The analyst for Clark Howard pointed out that neither company makes it easy to comparison shop, as the same products come packaged in slightly different sizes and quantities.
Target, The Home Depot and other big American retailers are very demanding customers, easily with enough power to get suppliers to provide unique products in even the most boring of categories. But of the biggest companies, it's Walmart that's become best known for ceaselessly pounding on suppliers for lower prices.
One school of thought is that as Walmart emerged as a dominant retailer, it almost single-handedly forced American industry to become leaner and more competitive. Yet one outcome, of course, was taht much of American industry gave up on building stuff in relatively high-cost regions like the United States.
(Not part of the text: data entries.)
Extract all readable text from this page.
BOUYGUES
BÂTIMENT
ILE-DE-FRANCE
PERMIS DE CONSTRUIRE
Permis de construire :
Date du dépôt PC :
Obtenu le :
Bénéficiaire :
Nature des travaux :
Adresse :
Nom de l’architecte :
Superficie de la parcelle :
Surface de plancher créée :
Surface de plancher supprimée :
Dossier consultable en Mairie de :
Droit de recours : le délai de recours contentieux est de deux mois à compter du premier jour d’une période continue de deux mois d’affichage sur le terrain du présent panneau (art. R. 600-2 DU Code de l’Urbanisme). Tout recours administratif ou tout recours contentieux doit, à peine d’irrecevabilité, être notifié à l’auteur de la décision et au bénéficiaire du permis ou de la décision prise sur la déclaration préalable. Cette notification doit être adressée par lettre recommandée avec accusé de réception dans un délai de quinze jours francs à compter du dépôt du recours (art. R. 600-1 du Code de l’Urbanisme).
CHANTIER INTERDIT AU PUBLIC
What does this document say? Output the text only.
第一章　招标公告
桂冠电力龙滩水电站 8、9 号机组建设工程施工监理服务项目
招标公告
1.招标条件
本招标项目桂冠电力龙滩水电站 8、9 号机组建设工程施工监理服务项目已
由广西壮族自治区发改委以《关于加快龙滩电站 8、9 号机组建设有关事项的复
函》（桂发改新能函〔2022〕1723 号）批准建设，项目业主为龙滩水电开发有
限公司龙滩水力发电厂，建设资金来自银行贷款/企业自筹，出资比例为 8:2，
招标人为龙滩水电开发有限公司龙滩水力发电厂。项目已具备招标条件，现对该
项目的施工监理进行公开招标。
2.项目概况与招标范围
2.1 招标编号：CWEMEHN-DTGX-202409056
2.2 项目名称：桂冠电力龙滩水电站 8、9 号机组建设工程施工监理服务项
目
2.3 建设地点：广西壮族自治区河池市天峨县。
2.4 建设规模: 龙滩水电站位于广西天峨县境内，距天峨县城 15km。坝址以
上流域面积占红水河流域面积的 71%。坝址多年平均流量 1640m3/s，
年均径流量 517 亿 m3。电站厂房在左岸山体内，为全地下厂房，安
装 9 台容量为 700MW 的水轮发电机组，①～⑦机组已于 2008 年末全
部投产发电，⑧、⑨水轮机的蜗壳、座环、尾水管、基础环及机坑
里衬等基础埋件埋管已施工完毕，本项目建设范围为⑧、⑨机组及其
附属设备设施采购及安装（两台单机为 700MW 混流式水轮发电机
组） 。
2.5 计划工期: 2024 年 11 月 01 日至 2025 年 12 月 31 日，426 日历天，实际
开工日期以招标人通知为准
One of the most famous case studies about the market power of Walmart concerns cheap Vlasic pickles, and how Walmart merchandisers fell in love with the idea of selling a gallon jar for just $2.97. Walmart's basic promise is that a good life is possible at prices people can afford, and here was a year's supply of pickles for not even three dollars.
No big supplier is eager to say no to Walmart. As writer Charles Fishman described, once sales predictably took off Vlasic had a new set of problems, including its premium brand coming apart as higher-margin pickle sales slipped at other retailers. When Vlasic begged for a higher price, Walmart said it could find another pickle supplier.
Tariffs seem to have become just another cost that suppliers are going to have a tough time getting back from Target and Walmart. During Target's latest investor conference call, the most pointed question about tariffs had CEO Brian Cornell suggesting they finish the discussion "off-line," meaning the rest of us wouldn't hear what they said.
Walmart has been more open. Twice this month Walmart executive Steve Bratspies has walked investors through its item-by-item thinking. What products have a cheaper substitute? Which is in inventory already, and thus avoided the tax and can be sprinkled into the sales mix?
Bratspies reminded investors that Walmart has a big store to manage, so it can raise prices on products not subject to tariffs elsewhere in the store if there's a chance to do so.
"But we're going to run the Walmart model, which is we want to lead on price," he continued. "We want to keep prices lower and keep downward pressure on prices and not let them creep up."
Target needs to keep close to Walmart, so it's going to be doing the same thing.
And that's why it might not hurt as much as some have feared, as the trade war drags on, to be a Target customer. Target suppliers, on the other hand, have got to be feeling some real pain.